I also cannot deny that I have benefited from the Asian Male ‘stereotype promise’ of being viewed as a respectful, hard worker who follows the rules. I appreciate the fact that I have used this to moreorless coast through life, using my own form of privilege to progress in life. Rather than only hone in on the negatives of the expectations that have been placed on me, I cannot deny that I have also benefited from them as well. It would be foolish then, to completely disregard my identity of being an Asian-Australian because that is what I am.

At the same time, it would be foolish of me to let this label of being Asian-Australian dictate everything else in my life. Beyond being a Asian-Australian, I am a son. I am a brother, friend, boyfriend, Christian among many other things. I am a writer — one that constantly oscillates between the belief that what I write possesses value, and the fear that my writing is not socially noteworthy enough to even be worth mentioning. And within all of these different aspects of my identity are further complexities and details that require more than a few words or sentences to be adequately described. As an Asian-Australian in 2018, I am often left confused as to whether a middle ground exists where all of these aspects of my identity can be reconciled. It also feels tiring because there are still so few Asian creatives in Australia while there are role models for white people in almost every profession.

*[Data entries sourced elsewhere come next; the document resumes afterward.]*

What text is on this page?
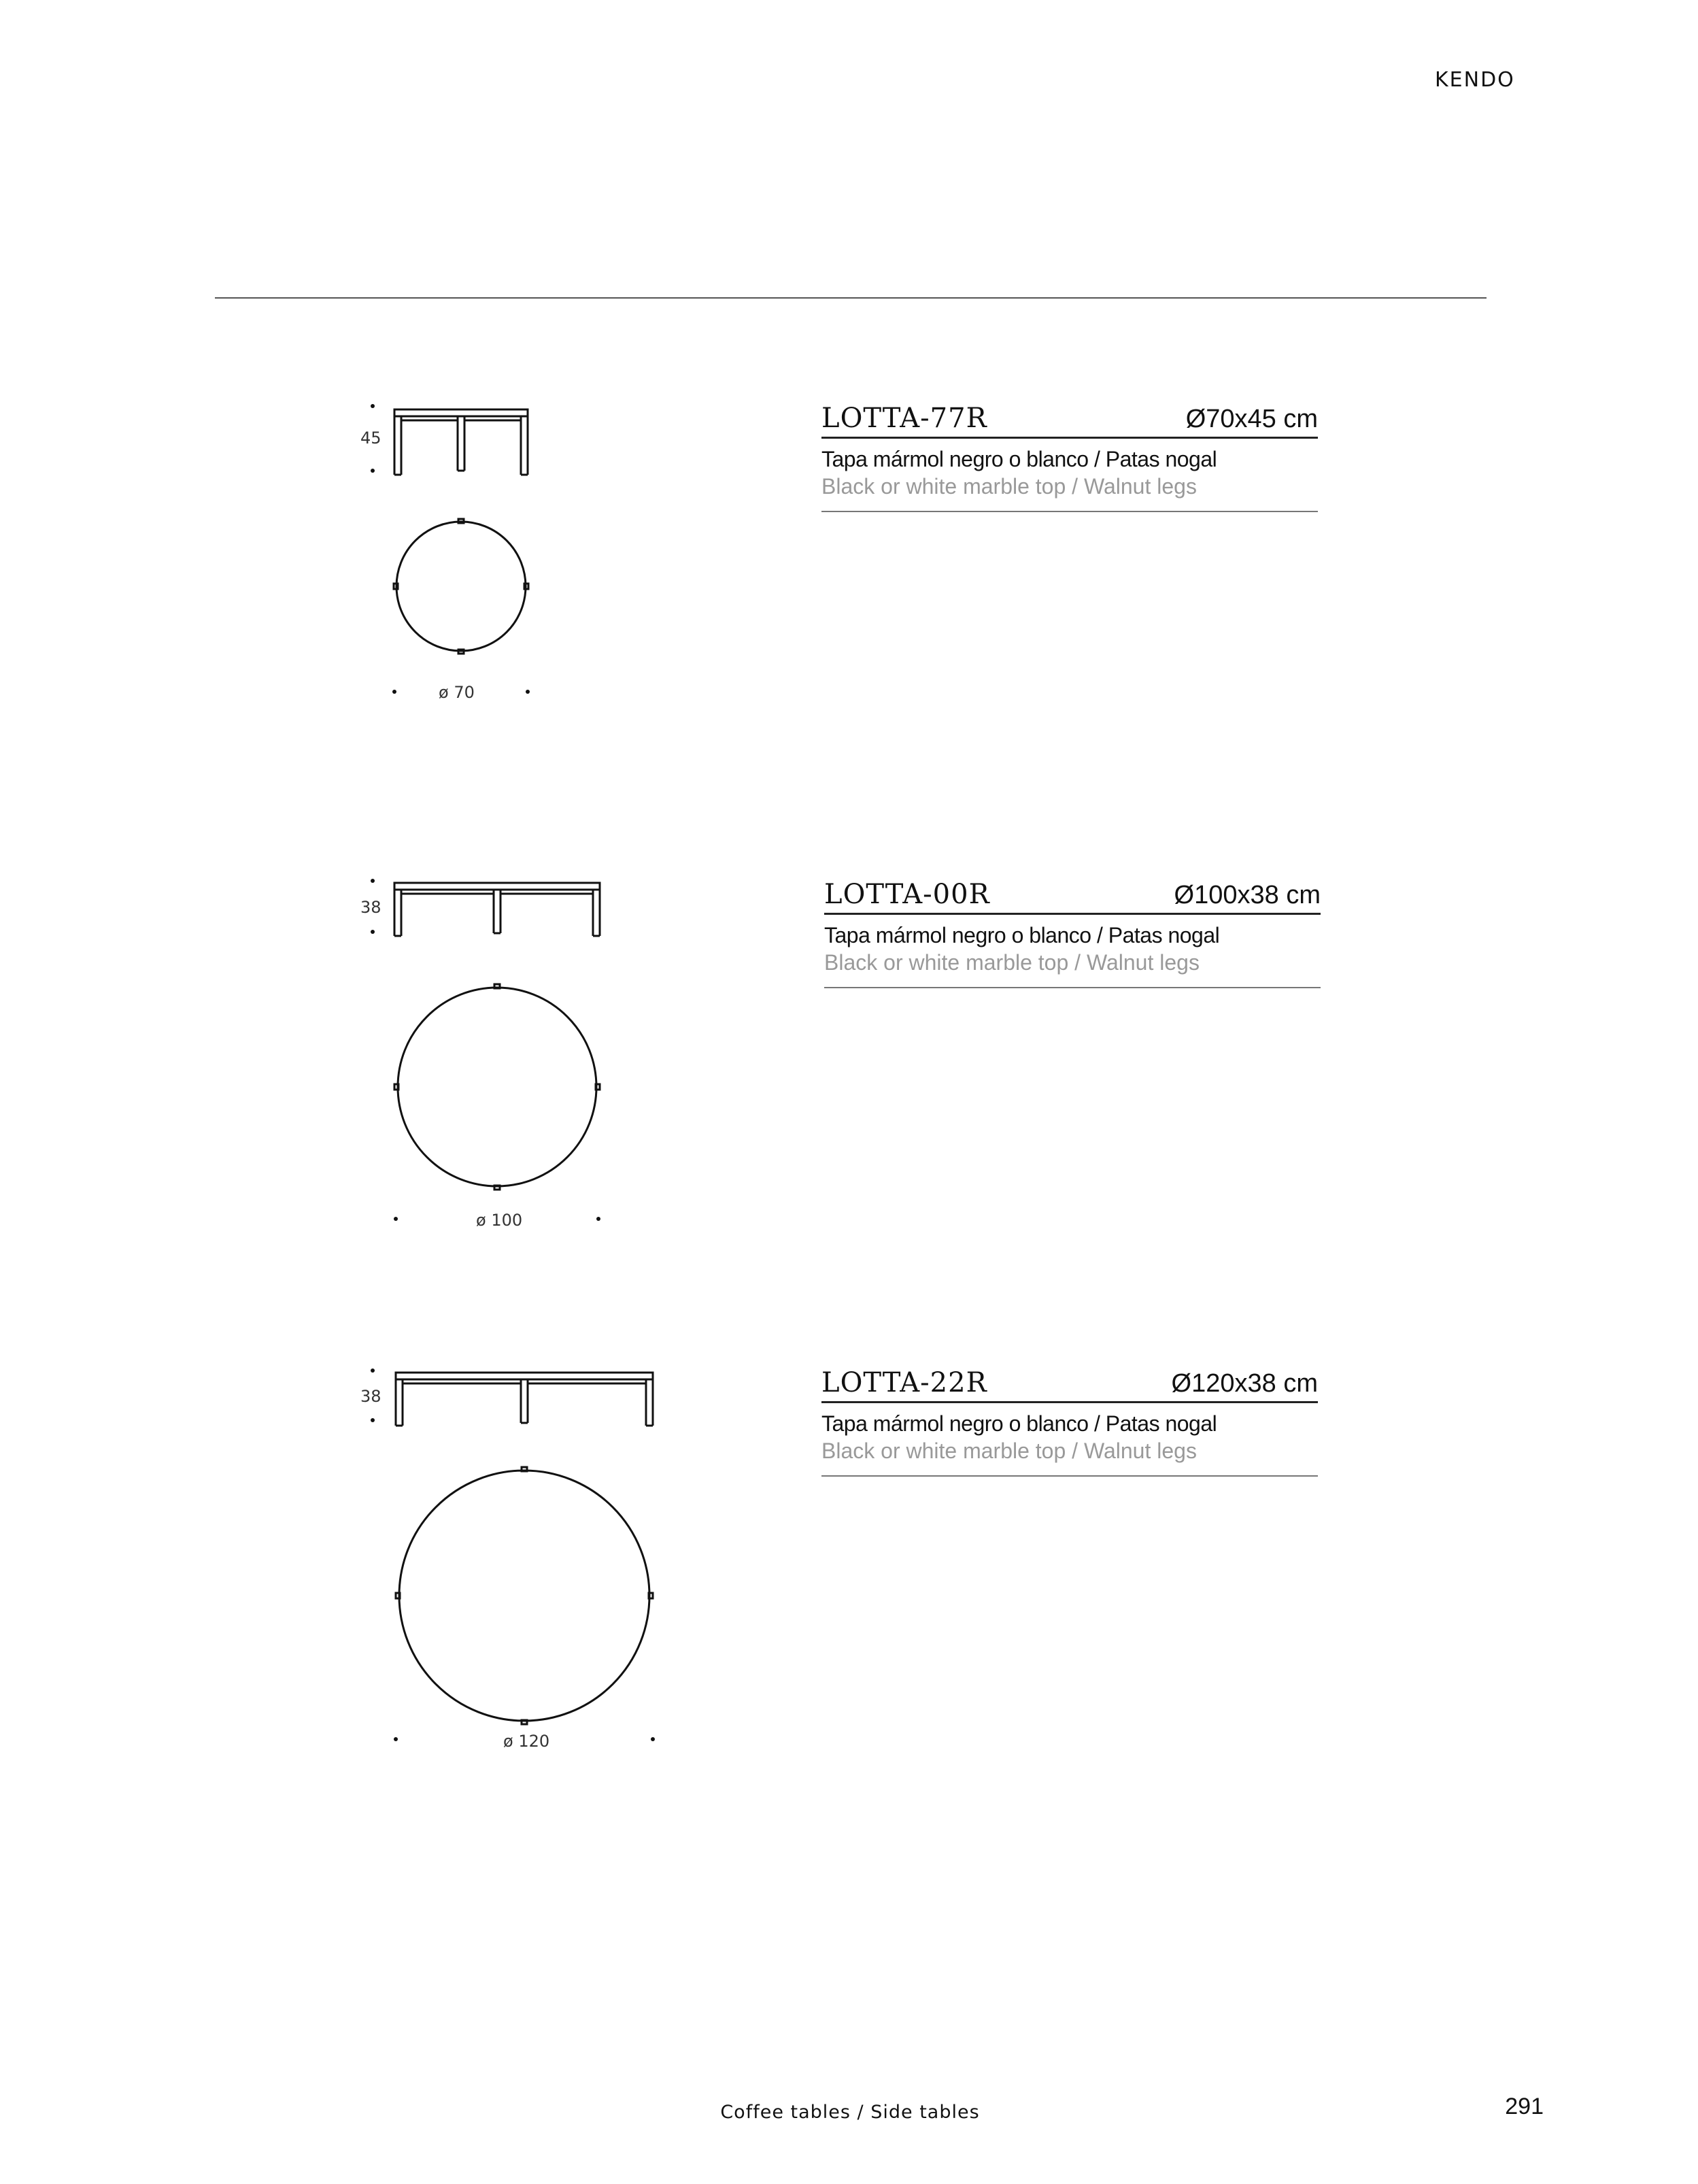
KENDO
45
ø 70
LOTTA-77R	Ø70x45 cm
Tapa mármol negro o blanco / Patas nogal
Black or white marble top / Walnut legs
38
ø 100
LOTTA-00R	Ø100x38 cm
Tapa mármol negro o blanco / Patas nogal
Black or white marble top / Walnut legs
38
ø 120
LOTTA-22R	Ø120x38 cm
Tapa mármol negro o blanco / Patas nogal
Black or white marble top / Walnut legs
Coffee tables / Side tables	291
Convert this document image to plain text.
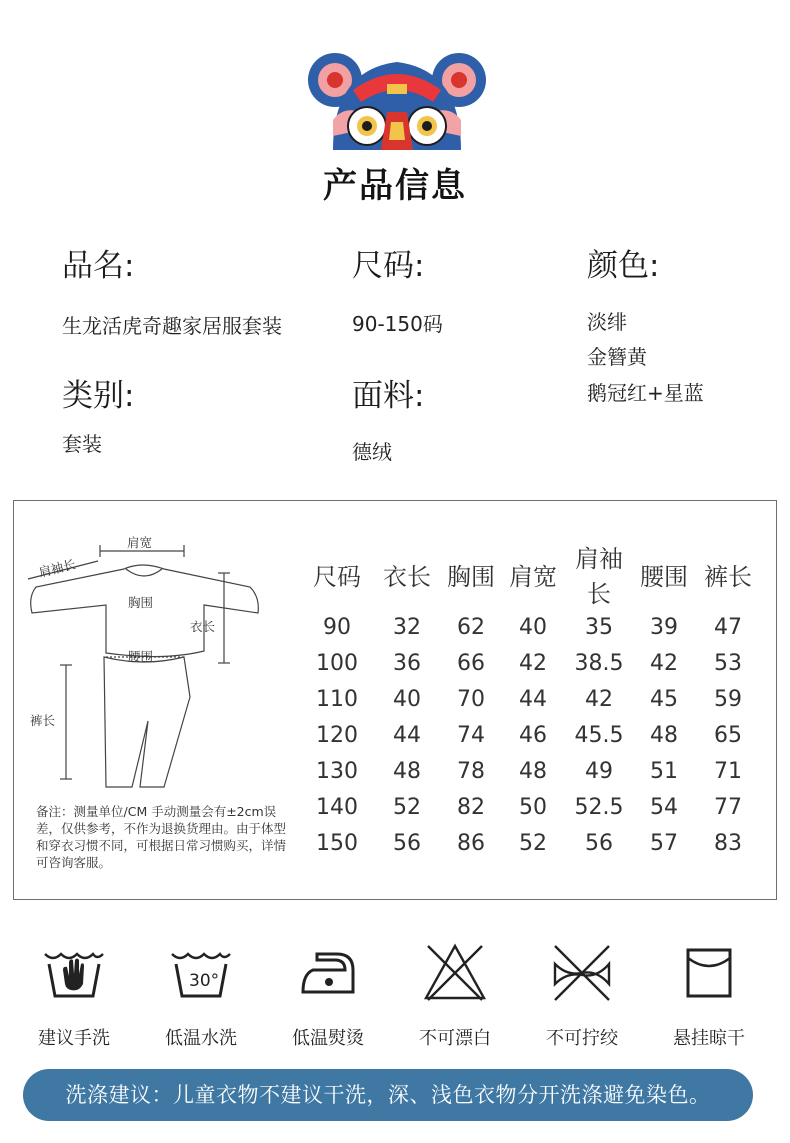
产品信息
品名:
生龙活虎奇趣家居服套装
尺码:
90-150码
颜色:
淡绯
金簪黄
鹅冠红+星蓝
类别:
套装
面料:
德绒
肩宽
肩袖长
胸围
衣长
腰围
裤长
备注：测量单位/CM 手动测量会有±2cm误差，仅供参考，不作为退换货理由。由于体型和穿衣习惯不同，可根据日常习惯购买，详情可咨询客服。
尺码	衣长	胸围	肩宽	肩袖长	腰围	裤长
90	32	62	40	35	39	47
100	36	66	42	38.5	42	53
110	40	70	44	42	45	59
120	44	74	46	45.5	48	65
130	48	78	48	49	51	71
140	52	82	50	52.5	54	77
150	56	86	52	56	57	83
建议手洗
30°
低温水洗	低温熨烫	不可漂白	不可拧绞	悬挂晾干
洗涤建议：儿童衣物不建议干洗，深、浅色衣物分开洗涤避免染色。
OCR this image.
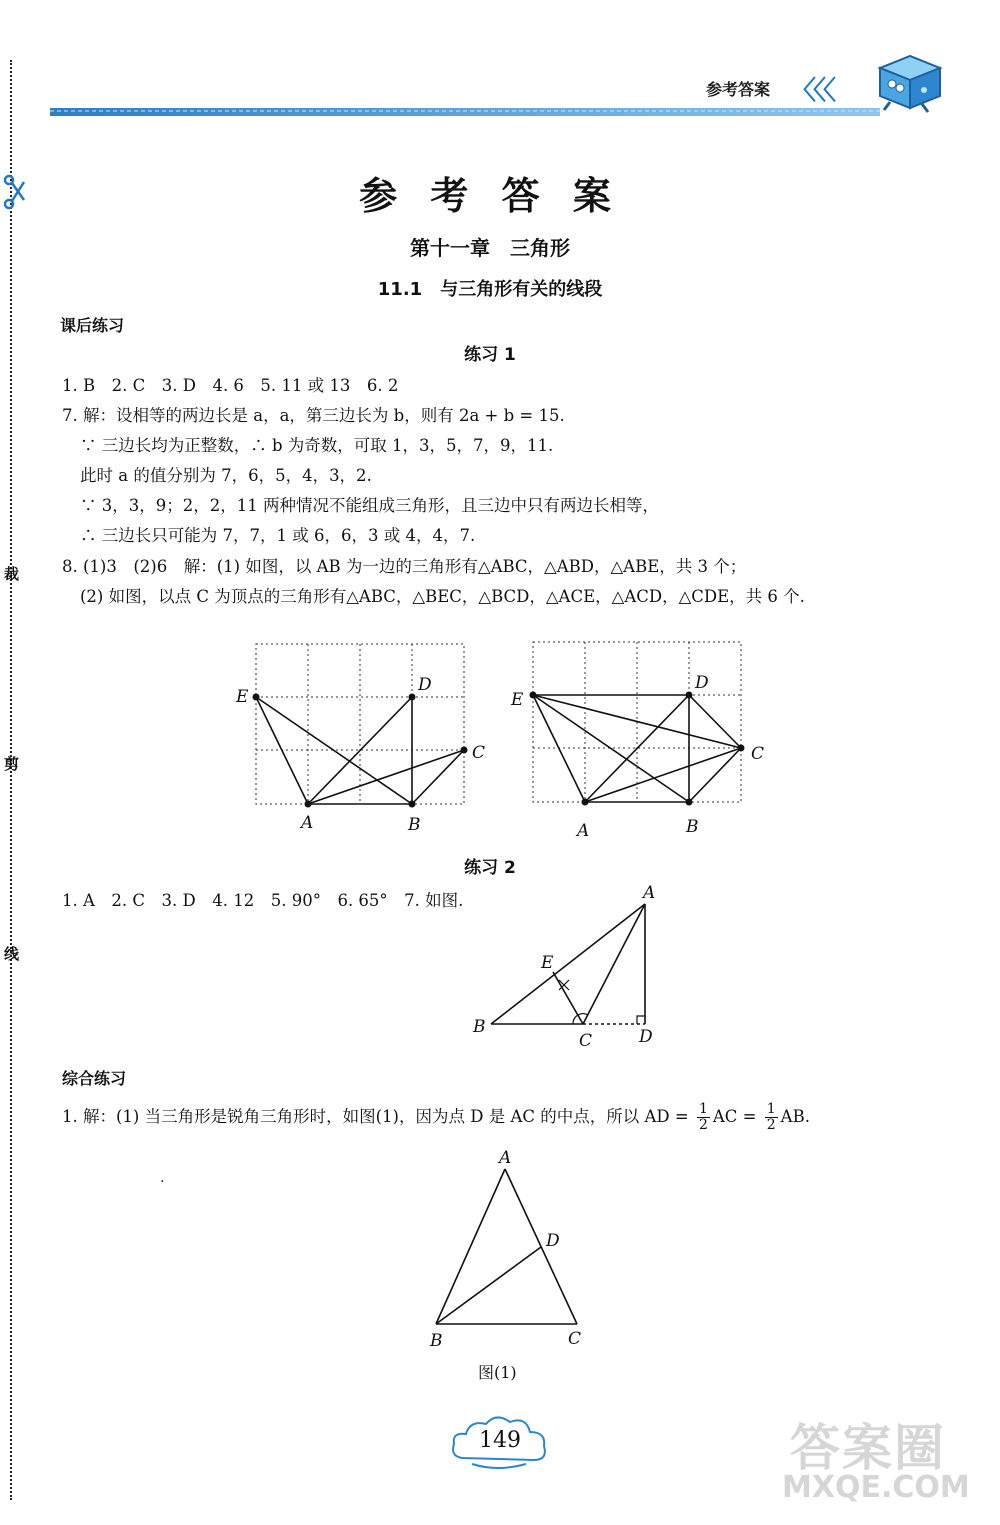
裁
剪
线
参考答案 〈〈〈
参 考 答 案
第十一章　三角形
11.1　与三角形有关的线段
课后练习
练习 1
1. B　2. C　3. D　4. 6　5. 11 或 13　6. 2
7. 解：设相等的两边长是 a，a，第三边长为 b，则有 2a + b = 15.
∵ 三边长均为正整数，∴ b 为奇数，可取 1，3，5，7，9，11.
此时 a 的值分别为 7，6，5，4，3，2.
∵ 3，3，9；2，2，11 两种情况不能组成三角形，且三边中只有两边长相等，
∴ 三边长只可能为 7，7，1 或 6，6，3 或 4，4，7.
8. (1)3　(2)6　解：(1) 如图，以 AB 为一边的三角形有△ABC，△ABD，△ABE，共 3 个；
(2) 如图，以点 C 为顶点的三角形有△ABC，△BEC，△BCD，△ACE，△ACD，△CDE，共 6 个.
E
D
C
A	B
E
D
C
A	B
练习 2
1. A　2. C　3. D　4. 12　5. 90°　6. 65°　7. 如图.	A
E
B
C	D
综合练习
1. 解：(1) 当三角形是锐角三角形时，如图(1)，因为点 D 是 AC 的中点，所以 AD = $\frac{1}{2}$ AC = $\frac{1}{2}$ AB.
A
D
B	C
图(1)
.
149	答案圈
MXQE.COM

But what I’ve come to realise is that in spite of the limited number of Asian-Australian role models in the creative field, I should not be afraid to embrace the aspects of my identity (such as being a writer) that do not fit into the Asian-Australian stereotype. These aspects of my identity are real, and they are just as important as the nationality written on my passport or the pigment of my skin in defining who I am.

As a first generation Asian-Australian then, I need to be brave enough to carve out a personal identity that is reflective of who I want to be. After all, if a person remains true to their experience, no matter what it is, people will recognise it. Hopefully they will also respect it too.